You know someone with a 40kwh Tesla Model S? I'll admit, from time to time I am misinformed, but Tesla says they won't make any base models until March.

"40 kWh Model S will phase into production in March 2013"

I know this is Fark, and it's standard practice to hurl insults, but I wasn't wrong when I stated Tesla hasn't built any base model (40kwh - $50K) Model S's yet.
 
2013-01-25 12:22:16 PM  

Hollie Maea: MrSteve007: Hollie Maea: Kraftwerk Orange: And you can't buy one yet because they haven't made any.

That's odd. I personally know two people who have them. Actually it's not odd at all, considering that everything else you said is wrong too. Sometimes the explanation is as simple as "you are an uninformed dipshiat".
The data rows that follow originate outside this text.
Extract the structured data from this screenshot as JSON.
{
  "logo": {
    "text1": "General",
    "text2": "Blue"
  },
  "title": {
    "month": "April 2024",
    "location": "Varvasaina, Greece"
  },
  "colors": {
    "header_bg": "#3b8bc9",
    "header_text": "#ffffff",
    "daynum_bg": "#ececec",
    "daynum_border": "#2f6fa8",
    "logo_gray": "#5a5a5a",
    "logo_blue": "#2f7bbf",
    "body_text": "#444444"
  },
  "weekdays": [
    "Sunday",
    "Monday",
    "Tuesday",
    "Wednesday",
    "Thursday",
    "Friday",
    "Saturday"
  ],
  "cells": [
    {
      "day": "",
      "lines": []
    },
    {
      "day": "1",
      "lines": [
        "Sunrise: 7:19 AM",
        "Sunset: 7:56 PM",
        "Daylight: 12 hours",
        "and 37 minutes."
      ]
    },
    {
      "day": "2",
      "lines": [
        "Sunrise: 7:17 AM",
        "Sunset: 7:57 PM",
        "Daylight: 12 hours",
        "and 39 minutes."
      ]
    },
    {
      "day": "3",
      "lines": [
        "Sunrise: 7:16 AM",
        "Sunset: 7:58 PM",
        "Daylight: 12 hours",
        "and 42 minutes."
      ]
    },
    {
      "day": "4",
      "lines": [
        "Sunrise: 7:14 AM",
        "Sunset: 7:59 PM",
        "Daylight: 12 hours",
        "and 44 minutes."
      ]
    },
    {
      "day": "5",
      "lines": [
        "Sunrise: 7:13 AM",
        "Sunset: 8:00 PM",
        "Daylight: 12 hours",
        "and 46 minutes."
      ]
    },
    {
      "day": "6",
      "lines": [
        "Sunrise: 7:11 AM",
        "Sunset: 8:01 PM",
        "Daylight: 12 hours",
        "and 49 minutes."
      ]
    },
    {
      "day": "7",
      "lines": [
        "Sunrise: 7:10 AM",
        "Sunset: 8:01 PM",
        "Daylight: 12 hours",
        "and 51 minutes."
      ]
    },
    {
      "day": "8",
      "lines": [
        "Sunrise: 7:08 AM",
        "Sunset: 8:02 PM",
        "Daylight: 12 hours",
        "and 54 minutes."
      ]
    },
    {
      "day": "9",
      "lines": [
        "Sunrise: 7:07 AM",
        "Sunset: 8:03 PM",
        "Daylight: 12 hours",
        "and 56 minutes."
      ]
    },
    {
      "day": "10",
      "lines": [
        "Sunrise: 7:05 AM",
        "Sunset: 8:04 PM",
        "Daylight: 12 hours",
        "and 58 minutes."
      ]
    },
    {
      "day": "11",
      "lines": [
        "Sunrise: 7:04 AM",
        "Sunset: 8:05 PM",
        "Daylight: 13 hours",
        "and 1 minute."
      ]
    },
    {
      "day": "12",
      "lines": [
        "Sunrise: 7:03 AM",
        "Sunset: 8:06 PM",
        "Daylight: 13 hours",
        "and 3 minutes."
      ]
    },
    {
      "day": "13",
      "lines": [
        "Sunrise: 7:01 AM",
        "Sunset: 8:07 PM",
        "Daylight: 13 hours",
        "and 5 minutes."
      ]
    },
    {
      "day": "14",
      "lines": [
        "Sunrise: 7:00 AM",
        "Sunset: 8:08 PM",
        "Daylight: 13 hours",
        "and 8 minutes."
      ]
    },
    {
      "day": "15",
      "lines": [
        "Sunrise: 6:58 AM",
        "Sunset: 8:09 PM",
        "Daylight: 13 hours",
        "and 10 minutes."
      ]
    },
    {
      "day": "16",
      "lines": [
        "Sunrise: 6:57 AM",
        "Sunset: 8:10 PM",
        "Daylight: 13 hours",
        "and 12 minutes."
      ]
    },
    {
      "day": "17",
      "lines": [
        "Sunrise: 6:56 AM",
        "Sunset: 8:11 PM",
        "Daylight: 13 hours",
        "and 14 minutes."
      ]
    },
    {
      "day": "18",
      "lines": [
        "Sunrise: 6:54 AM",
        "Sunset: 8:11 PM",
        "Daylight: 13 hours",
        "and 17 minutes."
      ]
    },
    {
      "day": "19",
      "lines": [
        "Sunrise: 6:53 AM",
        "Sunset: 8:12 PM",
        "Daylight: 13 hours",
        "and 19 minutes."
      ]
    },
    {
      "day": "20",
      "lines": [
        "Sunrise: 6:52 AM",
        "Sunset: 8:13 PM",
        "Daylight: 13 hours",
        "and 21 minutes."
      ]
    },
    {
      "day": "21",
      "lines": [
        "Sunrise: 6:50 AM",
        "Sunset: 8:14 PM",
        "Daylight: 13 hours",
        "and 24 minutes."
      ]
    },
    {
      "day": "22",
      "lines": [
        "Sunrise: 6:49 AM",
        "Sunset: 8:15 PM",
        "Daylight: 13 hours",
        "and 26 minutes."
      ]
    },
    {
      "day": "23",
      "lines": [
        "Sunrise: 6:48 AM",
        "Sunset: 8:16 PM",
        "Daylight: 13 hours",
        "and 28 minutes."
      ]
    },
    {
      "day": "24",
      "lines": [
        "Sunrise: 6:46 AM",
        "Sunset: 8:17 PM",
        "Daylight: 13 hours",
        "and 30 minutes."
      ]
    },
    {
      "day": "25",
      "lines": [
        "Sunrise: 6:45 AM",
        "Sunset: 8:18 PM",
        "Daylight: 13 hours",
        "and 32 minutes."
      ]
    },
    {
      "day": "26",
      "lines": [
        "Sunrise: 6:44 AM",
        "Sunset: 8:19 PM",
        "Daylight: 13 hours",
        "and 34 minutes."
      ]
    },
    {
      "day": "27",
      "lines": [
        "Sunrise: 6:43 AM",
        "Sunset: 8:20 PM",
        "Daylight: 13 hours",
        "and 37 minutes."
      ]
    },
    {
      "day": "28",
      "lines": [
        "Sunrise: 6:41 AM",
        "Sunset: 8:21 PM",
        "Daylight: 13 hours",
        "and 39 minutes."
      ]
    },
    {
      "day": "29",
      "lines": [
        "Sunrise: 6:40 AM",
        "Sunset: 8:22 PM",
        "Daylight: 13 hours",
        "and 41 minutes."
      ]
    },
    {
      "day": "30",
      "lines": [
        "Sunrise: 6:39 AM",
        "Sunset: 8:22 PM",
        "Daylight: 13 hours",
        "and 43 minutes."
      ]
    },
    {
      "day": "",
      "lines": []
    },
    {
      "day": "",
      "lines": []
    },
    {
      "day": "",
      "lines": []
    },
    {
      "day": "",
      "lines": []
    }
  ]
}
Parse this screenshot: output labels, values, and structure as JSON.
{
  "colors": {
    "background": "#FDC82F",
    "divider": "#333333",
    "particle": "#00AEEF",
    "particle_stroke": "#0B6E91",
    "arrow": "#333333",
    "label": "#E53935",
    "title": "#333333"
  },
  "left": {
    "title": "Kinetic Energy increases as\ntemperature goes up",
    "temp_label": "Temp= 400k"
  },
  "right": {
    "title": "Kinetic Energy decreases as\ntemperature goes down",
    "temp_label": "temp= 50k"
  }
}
When it comes to the base edition Model S, with the 40kw battery, he's right. They haven't started shipping that specific trim yet. It's available "Spring 2013"

Yeah, my bad. The initial statement that you could get a 300 mile tesla with super charger for 50,000 was the part that was wrong, so I thought he was responding to all the features originally listed, rather than for some odd reason latching on to the erroneous price.


So, you're the dipshiat then.
 
2013-01-25 02:49:40 PM  

StrikitRich: Kraftwerk Orange: spentmiles: "[The Ford Focus Electric] that Consumer Reports tested costs $41,000, with a range of about 80 miles. A full charge takes less than four hours with a 240-volt charger."

I wish someone could explain to me why electric vehicles have not caught on. They really seem the pinnacle of modern convenience.

You did see that the FFE costs $41,000? That's part of the reason they haven't caught on.

Don't forget that the 240-volt charger costs an additional $3500 + installation.


You pull that out of your arse?  I just got my quote for installing the 240v charger for my Volt and it was $1600, including the cost of the charger.